Pada suatu waktu di Athena Kuno, Aristoteles pernah berkata:

“Tidak ada seorang yang genius tanpa sebuah pemikiran yang gila.”.

Pada kesempatan lain, juga di Athena Kuno, kali ini giliran Socrates yang berkata:

“Satu-satunya kebijakan sejati adalah mengetahui bahwa kita tidak tahu apa-apa.”

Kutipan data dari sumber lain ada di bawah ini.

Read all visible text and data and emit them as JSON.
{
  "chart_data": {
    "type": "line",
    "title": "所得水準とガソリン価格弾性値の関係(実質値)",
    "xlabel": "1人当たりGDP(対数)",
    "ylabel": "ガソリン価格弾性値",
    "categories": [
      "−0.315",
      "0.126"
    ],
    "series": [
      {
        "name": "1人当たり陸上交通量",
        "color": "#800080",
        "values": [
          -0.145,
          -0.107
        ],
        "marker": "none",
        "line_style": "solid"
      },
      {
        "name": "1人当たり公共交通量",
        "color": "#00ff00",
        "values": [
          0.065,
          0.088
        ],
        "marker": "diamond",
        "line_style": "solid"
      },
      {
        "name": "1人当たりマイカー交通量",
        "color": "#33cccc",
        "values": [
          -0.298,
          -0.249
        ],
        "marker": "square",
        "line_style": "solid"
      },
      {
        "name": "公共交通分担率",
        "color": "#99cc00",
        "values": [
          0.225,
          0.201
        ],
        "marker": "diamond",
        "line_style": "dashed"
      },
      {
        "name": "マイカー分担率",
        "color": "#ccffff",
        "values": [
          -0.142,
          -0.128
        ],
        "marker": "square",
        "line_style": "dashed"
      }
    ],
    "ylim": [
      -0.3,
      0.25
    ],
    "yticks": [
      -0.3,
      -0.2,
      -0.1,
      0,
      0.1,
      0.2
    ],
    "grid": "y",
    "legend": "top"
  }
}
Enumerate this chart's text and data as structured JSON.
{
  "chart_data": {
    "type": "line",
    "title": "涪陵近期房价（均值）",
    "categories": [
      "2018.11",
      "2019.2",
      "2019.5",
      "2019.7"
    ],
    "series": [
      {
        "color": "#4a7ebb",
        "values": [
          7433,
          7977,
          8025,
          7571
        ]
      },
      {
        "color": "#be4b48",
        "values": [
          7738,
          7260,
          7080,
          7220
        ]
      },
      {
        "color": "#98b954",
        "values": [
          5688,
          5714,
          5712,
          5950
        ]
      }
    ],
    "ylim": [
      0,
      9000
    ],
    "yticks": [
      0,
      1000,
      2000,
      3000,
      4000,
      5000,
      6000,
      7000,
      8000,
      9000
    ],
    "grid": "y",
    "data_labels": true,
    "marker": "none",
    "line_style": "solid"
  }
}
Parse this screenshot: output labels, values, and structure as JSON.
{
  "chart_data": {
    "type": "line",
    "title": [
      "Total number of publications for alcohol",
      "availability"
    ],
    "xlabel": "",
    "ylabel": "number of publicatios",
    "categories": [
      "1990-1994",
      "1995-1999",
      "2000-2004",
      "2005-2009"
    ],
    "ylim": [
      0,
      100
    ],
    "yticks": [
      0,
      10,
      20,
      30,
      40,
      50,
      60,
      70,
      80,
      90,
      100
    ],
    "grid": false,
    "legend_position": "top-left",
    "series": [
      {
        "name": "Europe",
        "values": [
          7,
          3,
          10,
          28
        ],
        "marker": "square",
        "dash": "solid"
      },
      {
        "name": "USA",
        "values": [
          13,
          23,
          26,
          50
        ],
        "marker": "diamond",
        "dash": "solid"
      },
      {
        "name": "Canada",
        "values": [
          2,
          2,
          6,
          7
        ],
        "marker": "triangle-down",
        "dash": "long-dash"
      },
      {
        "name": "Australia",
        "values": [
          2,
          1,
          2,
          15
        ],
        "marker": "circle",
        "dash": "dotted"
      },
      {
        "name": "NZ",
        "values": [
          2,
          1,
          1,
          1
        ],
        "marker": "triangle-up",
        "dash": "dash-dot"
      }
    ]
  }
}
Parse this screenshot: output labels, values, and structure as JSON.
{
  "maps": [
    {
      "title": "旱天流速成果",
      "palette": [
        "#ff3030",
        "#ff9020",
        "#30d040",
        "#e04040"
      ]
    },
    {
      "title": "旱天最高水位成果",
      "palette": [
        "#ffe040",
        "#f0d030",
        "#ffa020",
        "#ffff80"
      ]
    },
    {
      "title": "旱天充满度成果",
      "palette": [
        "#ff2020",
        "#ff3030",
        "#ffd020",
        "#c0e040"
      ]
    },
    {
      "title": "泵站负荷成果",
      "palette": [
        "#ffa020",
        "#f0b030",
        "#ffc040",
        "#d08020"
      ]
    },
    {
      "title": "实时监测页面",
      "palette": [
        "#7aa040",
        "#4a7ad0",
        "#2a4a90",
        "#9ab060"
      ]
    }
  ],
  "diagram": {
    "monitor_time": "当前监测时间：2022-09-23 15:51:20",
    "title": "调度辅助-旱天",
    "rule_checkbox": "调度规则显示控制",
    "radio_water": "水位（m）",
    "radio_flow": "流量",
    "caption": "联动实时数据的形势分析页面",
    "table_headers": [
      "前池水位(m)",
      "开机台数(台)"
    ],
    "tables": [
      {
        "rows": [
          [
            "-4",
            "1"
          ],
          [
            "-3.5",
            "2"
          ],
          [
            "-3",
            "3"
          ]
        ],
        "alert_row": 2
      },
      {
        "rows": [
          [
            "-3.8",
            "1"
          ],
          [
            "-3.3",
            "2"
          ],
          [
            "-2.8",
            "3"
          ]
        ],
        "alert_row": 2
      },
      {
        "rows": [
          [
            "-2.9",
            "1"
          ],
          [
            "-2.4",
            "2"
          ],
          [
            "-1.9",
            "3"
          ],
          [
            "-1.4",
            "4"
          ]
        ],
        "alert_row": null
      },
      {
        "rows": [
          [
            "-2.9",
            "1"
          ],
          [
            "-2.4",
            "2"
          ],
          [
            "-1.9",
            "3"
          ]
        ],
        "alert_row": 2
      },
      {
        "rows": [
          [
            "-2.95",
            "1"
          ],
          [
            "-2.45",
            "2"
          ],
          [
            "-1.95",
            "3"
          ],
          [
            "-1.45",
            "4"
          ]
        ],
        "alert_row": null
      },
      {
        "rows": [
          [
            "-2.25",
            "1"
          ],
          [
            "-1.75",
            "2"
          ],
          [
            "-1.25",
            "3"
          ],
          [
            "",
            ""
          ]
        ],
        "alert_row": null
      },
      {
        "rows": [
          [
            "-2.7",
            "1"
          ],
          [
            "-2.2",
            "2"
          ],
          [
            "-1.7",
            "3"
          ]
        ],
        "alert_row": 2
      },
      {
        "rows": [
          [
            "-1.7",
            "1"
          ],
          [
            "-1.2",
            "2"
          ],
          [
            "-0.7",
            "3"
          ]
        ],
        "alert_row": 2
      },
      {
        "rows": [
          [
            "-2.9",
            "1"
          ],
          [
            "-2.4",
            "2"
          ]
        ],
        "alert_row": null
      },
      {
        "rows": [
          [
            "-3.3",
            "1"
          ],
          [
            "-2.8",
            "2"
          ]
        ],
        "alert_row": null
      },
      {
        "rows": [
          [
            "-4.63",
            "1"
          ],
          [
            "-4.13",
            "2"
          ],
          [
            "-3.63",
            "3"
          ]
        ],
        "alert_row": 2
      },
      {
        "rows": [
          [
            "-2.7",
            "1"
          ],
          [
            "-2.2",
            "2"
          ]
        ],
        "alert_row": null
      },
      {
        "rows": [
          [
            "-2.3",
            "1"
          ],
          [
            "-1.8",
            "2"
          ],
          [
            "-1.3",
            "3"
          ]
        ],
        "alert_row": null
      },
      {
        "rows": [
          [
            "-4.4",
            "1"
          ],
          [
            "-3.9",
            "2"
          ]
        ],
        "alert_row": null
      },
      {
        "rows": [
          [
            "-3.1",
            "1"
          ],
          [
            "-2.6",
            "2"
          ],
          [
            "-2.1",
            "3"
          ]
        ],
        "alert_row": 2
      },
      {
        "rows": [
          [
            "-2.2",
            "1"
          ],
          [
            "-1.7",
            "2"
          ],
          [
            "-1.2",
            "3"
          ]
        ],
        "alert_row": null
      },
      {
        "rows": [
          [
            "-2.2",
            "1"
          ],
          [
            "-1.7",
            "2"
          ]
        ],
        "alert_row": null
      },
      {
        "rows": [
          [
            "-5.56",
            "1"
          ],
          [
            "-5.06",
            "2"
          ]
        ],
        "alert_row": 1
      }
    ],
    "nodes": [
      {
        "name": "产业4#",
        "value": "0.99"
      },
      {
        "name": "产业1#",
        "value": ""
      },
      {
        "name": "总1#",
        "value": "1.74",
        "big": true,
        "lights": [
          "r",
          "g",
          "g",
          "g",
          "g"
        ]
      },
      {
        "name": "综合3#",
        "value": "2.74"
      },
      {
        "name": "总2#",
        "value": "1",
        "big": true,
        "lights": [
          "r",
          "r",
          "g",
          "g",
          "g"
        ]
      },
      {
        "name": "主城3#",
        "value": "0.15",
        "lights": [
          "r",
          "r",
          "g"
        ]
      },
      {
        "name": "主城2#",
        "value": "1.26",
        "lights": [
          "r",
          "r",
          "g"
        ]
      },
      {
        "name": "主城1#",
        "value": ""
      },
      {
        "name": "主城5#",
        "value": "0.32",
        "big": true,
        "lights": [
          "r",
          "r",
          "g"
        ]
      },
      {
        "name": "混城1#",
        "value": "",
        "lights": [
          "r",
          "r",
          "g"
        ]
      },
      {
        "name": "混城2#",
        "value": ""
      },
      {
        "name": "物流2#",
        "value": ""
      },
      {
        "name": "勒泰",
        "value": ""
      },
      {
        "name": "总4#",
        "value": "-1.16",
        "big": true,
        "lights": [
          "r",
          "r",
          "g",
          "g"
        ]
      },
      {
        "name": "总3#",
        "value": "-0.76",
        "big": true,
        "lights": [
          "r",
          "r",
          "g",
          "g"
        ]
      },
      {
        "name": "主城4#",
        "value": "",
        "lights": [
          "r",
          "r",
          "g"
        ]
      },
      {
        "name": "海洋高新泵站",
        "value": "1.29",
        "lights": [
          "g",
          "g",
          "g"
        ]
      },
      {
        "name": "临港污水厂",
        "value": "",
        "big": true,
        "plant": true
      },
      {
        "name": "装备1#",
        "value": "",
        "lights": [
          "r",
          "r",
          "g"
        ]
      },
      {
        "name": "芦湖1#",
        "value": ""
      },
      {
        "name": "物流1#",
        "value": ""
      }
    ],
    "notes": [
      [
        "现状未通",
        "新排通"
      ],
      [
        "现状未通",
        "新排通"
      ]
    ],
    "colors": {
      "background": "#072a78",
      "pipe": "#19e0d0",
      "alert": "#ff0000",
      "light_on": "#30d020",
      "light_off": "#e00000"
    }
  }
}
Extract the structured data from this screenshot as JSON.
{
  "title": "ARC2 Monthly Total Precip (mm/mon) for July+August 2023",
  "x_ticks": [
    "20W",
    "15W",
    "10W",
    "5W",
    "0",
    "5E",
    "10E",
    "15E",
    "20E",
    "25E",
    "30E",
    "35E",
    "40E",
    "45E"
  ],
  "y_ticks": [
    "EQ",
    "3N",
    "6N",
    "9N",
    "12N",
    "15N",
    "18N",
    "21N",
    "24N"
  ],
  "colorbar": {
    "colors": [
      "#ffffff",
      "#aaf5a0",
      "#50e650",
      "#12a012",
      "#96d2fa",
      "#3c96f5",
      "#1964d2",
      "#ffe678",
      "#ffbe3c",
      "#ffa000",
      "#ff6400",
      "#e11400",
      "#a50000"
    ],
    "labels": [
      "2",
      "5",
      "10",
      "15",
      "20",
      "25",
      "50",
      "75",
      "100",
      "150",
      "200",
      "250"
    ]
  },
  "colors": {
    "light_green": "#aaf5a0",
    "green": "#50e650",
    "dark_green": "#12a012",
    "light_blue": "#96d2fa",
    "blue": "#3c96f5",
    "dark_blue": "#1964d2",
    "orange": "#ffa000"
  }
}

Pemikiran-pemikiran seperti itu mendorong Eric Weiner, seorang jurnalis sekaligus penulis, untuk mengetahui apa sebenarnya yang membuat Athena Kuno sangat bergairah dalam hal kegeniusan dan kreativitas berpikir. Sangat bergairah, sampai-sampai ia menyebut Athena Kuno sebagai tempat yang “menghasilkan lebih banyak pemikiran brilian dibandingkan tempat manapun yang pernah dilihat dunia sebelum maupun sesudahnya.” Mengapa? Ia bertanya. Jawaban yang ia temui sangatlah menarik, yaitu karena warga Athena Kuno senang berjalan kaki.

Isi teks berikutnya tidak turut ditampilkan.